The story "misleadingly implies that most or all cirrhotic prior null responders infected with hepatitis C will successfully achieve sustained virologic response (SVR) on Incivek combination therapy," OPDP said.

In clinical trials, 14 percent of the prior null responders with cirrhosis who received Incivek combination therapy achieved SVR vs. 10 percent in the placebo group, OPDP pointed out.

The letter concluded with a request for Vertex to immediately stop disseminating the promotional materials.

OPDP slapped Pfizer Inc., of New York, a little harder, sending it a warning letter for a TV ad for its EpiPen (epinephrine) auto-injectors. The letter was sent following an April teleconference between OPDP and the drugmaker, in which Pfizer said it would immediately pull the ads and similar promotional materials.

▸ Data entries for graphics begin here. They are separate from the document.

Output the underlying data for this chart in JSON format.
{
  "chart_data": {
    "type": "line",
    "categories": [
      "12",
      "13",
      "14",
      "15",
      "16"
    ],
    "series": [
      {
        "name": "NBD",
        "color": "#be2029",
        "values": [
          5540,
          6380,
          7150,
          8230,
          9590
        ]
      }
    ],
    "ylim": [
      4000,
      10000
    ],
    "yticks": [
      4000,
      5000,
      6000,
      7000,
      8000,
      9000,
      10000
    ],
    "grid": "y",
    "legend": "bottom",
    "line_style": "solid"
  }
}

The 60-second commercial, submitted through the FDA's Bad Ad program, "misleadingly suggests that a child who has a peanut allergy can take a chance eating a piece of birthday cake with unknown ingredients and feel completely free from worry about any potential risk of anaphylaxis if prepared with EpiPen," according to the warning letter. In overstating the efficacy of the drug, the ad could "result in serious consequences, including death," OPDP said.